The words of “thanks”, “much appreciated” and the like are certainly first steps, to build upon in being polite and well-mannered. Translating ‘mere’ words into the Midah of gratitude requires training, and so much more. We can gain a glimpse into the depth and profundity of gratitude – Hakoras HaTov, from this week’s Parsha.
Miriam waited, hidden among the reeds along the river, to see what would be the fate of her baby brother, Moshe, floating in a basket. The Gemara in Maseches Sota 9b tells us that 80 years later, when Miriam was afflicted with Tzoraas (a form of leprosy), the entire Jewish People were delayed in their journey through the desert to Eretz Yisrael, all progress was halted while they waited the week it took for Miriam to be purified from her affliction. The Gemara lets us know that this was because of Miriam’s waiting on behalf of her brother, and she was rewarded in kind.
The questions are many; who wouldn’t wait for a sibling, when he was in mortal danger, Miriam waited perhaps 20 – 30 minutes, and the reward was 168 hours – one week. Miriam was one person and Klal Yisrael was 3 million people, Miriam was seemingly not held back from accomplishing a different task, but the Klal Yisrael was on its journey with destiny, yearning to reach Eretz Yisrael as quickly as possible. How does it make sense to suggest that the wait of an entire week by the entire nation postponing its travel to the Holy Land was connected to the short wait for the helpless, infant brother of Miriam?
The insight gleaned from here by several Mefarshim, commentators, is that we don’t have a proper appreciation for the obligation to show gratitude. When someone does something for you, that’s `huge’! We should never take for granted a favor done to us, a kind word or positive consideration sent our way. The slightest act of Chesed and sensitivity creates an obligation for us to feel and show gratitude. If Klal Yisrael’s waiting for Miriam was out of gratitude for her small act of Chesed towards a helpless family member, then we clearly have to work on improving our Midah of gratitude.
What an important lesson to impart to our children!
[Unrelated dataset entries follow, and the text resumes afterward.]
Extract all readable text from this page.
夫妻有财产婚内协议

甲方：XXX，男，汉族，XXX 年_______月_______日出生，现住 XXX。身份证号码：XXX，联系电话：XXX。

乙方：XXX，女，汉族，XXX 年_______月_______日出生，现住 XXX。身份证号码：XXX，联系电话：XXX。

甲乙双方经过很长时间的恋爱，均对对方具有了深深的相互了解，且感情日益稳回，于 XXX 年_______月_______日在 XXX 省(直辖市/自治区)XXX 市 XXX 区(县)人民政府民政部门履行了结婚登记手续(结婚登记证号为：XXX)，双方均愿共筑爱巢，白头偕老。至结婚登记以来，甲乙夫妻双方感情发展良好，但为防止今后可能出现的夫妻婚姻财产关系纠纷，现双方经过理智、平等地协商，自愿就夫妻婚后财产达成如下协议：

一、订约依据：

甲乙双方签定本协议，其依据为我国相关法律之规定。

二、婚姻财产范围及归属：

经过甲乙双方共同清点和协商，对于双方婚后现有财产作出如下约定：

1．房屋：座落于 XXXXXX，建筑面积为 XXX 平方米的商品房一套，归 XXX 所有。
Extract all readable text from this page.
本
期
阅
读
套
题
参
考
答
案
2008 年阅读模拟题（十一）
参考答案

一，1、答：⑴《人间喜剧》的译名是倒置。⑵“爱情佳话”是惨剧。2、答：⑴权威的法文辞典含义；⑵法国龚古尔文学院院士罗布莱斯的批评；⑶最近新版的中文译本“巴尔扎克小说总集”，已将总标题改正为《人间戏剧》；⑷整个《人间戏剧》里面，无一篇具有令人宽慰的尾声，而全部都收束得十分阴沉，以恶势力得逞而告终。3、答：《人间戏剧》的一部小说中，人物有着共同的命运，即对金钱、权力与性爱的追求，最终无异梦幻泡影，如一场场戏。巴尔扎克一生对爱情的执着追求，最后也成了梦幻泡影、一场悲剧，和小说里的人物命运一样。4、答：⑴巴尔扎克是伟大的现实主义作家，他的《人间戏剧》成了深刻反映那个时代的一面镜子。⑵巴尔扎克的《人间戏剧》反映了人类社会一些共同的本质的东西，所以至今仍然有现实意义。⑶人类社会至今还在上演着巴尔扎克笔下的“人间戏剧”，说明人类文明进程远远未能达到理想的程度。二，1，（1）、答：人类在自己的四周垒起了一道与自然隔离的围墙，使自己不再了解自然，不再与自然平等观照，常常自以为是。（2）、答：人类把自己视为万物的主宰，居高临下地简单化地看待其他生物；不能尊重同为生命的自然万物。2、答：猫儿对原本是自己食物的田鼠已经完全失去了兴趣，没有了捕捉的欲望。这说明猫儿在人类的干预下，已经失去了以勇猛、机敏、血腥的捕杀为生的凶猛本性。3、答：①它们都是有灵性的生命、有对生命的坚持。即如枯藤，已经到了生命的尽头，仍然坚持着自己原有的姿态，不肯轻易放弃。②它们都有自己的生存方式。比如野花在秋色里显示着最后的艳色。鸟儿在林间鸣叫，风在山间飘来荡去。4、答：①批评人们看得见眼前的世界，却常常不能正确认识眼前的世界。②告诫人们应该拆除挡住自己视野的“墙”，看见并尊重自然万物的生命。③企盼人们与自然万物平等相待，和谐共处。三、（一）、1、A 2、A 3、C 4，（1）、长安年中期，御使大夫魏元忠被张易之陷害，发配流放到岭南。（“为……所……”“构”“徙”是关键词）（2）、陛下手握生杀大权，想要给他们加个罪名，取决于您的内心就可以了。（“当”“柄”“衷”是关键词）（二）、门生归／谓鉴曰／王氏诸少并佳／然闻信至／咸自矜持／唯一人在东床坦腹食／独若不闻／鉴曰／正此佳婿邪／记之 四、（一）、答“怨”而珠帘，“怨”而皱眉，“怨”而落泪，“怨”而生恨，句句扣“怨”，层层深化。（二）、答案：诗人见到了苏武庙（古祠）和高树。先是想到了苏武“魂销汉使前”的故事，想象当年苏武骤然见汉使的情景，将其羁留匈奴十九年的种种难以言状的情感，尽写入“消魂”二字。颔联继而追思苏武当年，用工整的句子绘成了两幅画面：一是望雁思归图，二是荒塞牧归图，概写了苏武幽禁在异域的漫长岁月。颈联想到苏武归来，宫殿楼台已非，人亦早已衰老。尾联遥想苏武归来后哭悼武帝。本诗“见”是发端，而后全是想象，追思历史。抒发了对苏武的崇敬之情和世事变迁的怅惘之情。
Hakoras Hatov is one of the fundamentals of a mensch – learning to appreciate what others do for us. By truly appreciating others’ efforts, every little effort, (and unlike Miriam, even efforts that don’t bear fruit) and not falling prey to the “Es Kumt Mir”, “everything’s coming to me”, the entitlement philosophy, our children will gain a deeper and more meaningful appreciation for others, for their parents, and ultimately for Hashem. Appreciating what Hashem does for us every moment will help our children achieve a greater appreciation for the gift of life, for the joy of living, for Hashem’s tremendous love for us. It will help them become more selfless people, able to give and to be drawn closer to Hashem. And ultimately it will make them happier people too.